Kenya's public debt swells to 55 percent of GDP
04 November 2013, 09:12
Nairobi - Kenya's public debt has surged to 55 percent of the nation's gross domestic product (GDP), according to a debt bulletin from National Treasury.
The debt stood at 52 percent of the nation's GDP at the end of June. The 3 percent swell, according to Treasury, follows rise in domestic and external loans.
The nation's public debt as at June stood at 22 billion dollars. And in June 2012, public debt stood at 19 billion dollars, which was 49 percent of GDP.
"As at end of August, public and publicly guaranteed debt stood at 24 billion U.S. dollars or 54.7 percent of GDP," says the debt bulletin received Saturday.
"The increase of 2.6 percent over the end of June position is mainly attributed to a rise in both domestic and external debt."
External debt surged by 145 million dollars between June and August as compared to a rise of 130 million dollars between April to June period.
According to Kenya National Bureau of Statistics, the nation's GDP stands at about 34 billion dollars.
"Overall, public and publicly guaranteed external debt increased by 145 million dollars as at end August to 10.4 billion dollars from 10.3 million at end of June," says the bulletin, which shows 56 percent of the public debt is domestic while 45 percent is external.
Treasury attributes the increase in external debt to rise in disbursements and fluctuations of the local unit against world major currencies.
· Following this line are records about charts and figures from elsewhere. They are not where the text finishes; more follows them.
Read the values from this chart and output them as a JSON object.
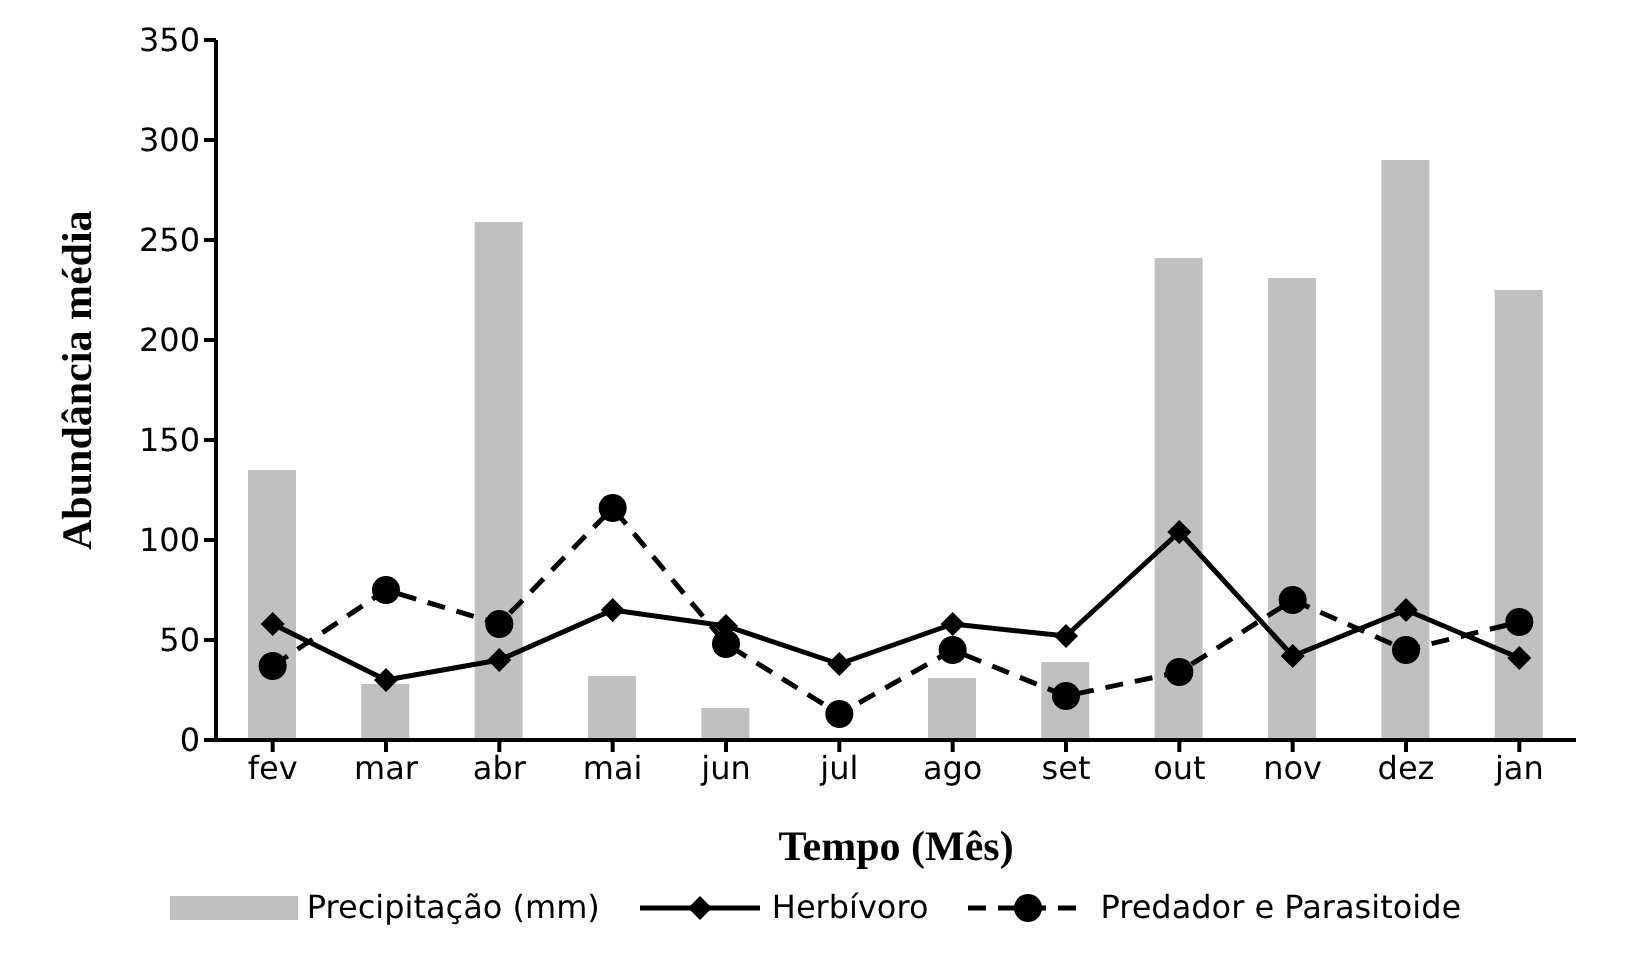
{
  "chart_data": {
    "type": "bar",
    "xlabel": "Tempo (Mês)",
    "ylabel": "Abundância média",
    "categories": [
      "fev",
      "mar",
      "abr",
      "mai",
      "jun",
      "jul",
      "ago",
      "set",
      "out",
      "nov",
      "dez",
      "jan"
    ],
    "series": [
      {
        "name": "Precipitação (mm)",
        "color": "#c0c0c0",
        "values": [
          135,
          28,
          259,
          32,
          16,
          null,
          31,
          39,
          241,
          231,
          290,
          225
        ]
      },
      {
        "name": "Herbívoro",
        "type": "line",
        "color": "#000000",
        "marker": "diamond",
        "line_style": "solid",
        "values": [
          58,
          30,
          40,
          65,
          57,
          38,
          58,
          52,
          104,
          42,
          65,
          41
        ]
      },
      {
        "name": "Predador e Parasitoide",
        "type": "line",
        "color": "#000000",
        "marker": "circle",
        "line_style": "dashed",
        "values": [
          37,
          75,
          58,
          116,
          48,
          13,
          45,
          22,
          34,
          70,
          45,
          59
        ]
      }
    ],
    "ylim": [
      0,
      350
    ],
    "yticks": [
      0,
      50,
      100,
      150,
      200,
      250,
      300,
      350
    ],
    "grid": false,
    "legend": "bottom"
  }
}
"The increase is due to rise in disbursements and depreciation of the Kenya Shilling against the major currencies. The currency composition of external debt is that Euro forms the largest share of the external debt portfolio at 34 percent followed by the dollar at 32 percent," says Treasury.
The Kenya shilling is currently exchanging at an average of 85 against the U.S. dollar, 136 against Sterling Pound and 116 against the Euro. The shilling has strengthened from an average of 87 against the dollar in August.Japanese Yen's debt portfolio stands at 15.1 percent, Sterling Pound 5.4 percent and Yuan 5.7 percent.
"Official creditors account for 91.4 percent of the total public and publicly guaranteed external debt, out of which debts owed to multilateral creditors amounts to 6.6 billion dollars. Bilateral debt stands at 3.2 billion dollars (31 percent of the total)," says the bulletin.
In the multilateral category, IDA, African Development Bank and International Monetary Fund account for the biggest proportion of external credit, while China, Japan, France and Germany are the leading creditors in the bilateral category.
A majority of the external loans are used to fund energy, infrastructure and information and technology sectors at 37 percent, followed by general labor and economic affairs at 20 percent and public administration at 14 percent.
The report shows Kenya had projected to service external debt as at end of August to the tune of 62.9 million dollars.
"Principal and interest projections for August were 19.3 million dollars and 3.8 million dollars, respectively. Multilateral and bilateral creditors constitute 55 percent and 46 percent of the cumulative projected debt service respectively during the period under review," says Treasury.
On the other hand, gross domestic debt increased by 448 million dollars to stand at 13.1 billion dollars as at the end of August.
"The composition of domestic debt as at end August was 69.3 percent of government domestic debt was in Treasury Bonds, 24.9 percent in Treasury bills while the balance was government overdraft at the Central Bank of Kenya," says the debt bulletin.
However, as at the end of October, the domestic debt stood at 13.5 billion dollars after an increase of 1.2 billion from 12.4 billion dollars, according to Central Bank of Kenya weekly bulletin dated Nov. 1.
This followed 493 million dollars, 479 million dollars and 194 million dollars respective increases in the stocks of Treasury bills, Treasury bonds and government overdraft at the Central Bank, and a 4.7 million dollars decline in other domestic debt.
The structure of the debt, according to Treasury, is consistent with the debt strategy of holding more domestic debt on longer dated instruments to minimize refinancing risk and promote development of domestic markets for government securities.
The large size of domestic debt has made Kenya pay high interest payments on the loans. In the week ending Oct. 25, interest payments stood at 343 million dollars.
The cost during the period was on account of interest and other charges on Treasury bills, Treasury bonds and government overdraft.